Saya mengirim naskah sebagai bagian dari menantang diri saya sendiri saja. Teman-teman, jangan sampai menyepelekan iseng. Tahun 2013, saya pernah menang saat iseng ikutan kuis di twitter, yang menang adalah yang membuat tweet terlucu. Saya waktu itu tidak tahu hadiahnya apa. Ternyata hadiahnya adalah dua tiket nonton gala premiere bersama Raditya Dika dan crew. Disebabkan saat itu saya tengah berada jauh dari Jakarta, maka saya tidak mengambil kesempatan itu.

Kembali lagi pada Gloom yang terjadi di akhir Desember ini. Saya yakin bisa mengerjakan tugas-tugas saya, yang perlu saya lakukan adalah mengerjakannya. Tetapi, mungkin karena tugas yang datang keroyokan itulah yang membuat saya mumet. Setidaknya saya tidak merasakan mumet itu sendiri karena teman-teman saya yang lain juga diimpahkan tugas yang sama. Yaiyalah, wong kita satu kelas.

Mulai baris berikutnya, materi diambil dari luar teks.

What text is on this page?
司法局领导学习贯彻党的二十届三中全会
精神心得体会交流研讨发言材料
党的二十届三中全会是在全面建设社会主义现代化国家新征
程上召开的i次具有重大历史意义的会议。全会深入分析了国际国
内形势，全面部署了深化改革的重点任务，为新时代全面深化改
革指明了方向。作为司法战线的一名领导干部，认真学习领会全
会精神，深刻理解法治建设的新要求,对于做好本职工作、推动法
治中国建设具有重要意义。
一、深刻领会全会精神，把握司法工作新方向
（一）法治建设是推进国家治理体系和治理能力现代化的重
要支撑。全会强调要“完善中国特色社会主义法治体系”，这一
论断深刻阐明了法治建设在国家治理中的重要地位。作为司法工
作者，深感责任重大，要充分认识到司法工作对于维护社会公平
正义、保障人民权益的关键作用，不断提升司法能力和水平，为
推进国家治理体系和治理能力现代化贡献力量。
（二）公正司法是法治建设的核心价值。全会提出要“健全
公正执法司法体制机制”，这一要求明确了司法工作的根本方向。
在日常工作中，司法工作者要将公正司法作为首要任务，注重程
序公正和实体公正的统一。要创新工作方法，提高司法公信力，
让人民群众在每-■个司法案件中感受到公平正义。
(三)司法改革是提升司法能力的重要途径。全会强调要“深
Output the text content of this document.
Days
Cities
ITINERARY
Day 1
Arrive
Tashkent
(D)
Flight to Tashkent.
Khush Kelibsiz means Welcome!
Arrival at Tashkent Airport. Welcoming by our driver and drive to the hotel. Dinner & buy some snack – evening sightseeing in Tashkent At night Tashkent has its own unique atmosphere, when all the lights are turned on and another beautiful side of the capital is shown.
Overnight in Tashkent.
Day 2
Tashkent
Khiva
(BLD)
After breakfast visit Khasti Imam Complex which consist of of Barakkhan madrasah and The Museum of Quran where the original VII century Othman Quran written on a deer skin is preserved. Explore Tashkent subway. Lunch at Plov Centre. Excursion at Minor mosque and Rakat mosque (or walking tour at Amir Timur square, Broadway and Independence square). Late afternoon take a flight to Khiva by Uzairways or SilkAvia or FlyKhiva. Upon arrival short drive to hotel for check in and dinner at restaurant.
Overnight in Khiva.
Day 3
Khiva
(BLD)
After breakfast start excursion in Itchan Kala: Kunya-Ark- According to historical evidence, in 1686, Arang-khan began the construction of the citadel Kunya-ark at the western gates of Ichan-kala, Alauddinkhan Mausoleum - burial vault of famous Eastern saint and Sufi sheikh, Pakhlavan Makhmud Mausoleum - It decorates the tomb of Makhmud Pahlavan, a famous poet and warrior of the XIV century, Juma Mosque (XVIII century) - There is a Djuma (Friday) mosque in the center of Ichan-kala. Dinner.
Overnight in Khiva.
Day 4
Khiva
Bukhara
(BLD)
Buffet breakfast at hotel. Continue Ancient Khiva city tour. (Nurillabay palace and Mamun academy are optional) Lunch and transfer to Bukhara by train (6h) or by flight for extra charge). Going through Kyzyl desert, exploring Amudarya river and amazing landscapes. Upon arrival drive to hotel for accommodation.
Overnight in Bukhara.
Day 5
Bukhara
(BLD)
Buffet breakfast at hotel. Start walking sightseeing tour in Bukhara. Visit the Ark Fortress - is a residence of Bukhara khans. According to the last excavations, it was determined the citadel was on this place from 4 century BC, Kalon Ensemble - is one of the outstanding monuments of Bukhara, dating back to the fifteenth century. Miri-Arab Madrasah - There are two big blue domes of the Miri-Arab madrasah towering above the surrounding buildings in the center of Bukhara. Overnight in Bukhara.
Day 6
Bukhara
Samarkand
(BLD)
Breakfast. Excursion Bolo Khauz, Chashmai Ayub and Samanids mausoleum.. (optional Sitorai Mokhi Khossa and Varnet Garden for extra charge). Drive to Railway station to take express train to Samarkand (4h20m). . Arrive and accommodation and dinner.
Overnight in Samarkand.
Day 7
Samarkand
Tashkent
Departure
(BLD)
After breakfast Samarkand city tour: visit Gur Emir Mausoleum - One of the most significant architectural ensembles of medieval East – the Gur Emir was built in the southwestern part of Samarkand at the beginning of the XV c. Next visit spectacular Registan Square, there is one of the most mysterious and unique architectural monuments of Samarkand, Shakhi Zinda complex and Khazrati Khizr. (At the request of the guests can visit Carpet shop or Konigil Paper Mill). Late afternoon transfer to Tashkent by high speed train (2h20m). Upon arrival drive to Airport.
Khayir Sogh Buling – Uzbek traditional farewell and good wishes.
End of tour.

Di penghujung tahun mari bergelut dulu dengan banyak assignment, jurnal, karya tulis ilmiah, prakarya, juga diikuti dengan sejumlah UAS di matkul yang lainnya. Untuk rencana liburan sendiri, saya memilih untuk jalan-jalan ke Solo setelah itu stay di Jogja untuk merampungkan novel, project follow up workshop menulis di Desember lalu, dan project lainnya. Bagaimana denganmu?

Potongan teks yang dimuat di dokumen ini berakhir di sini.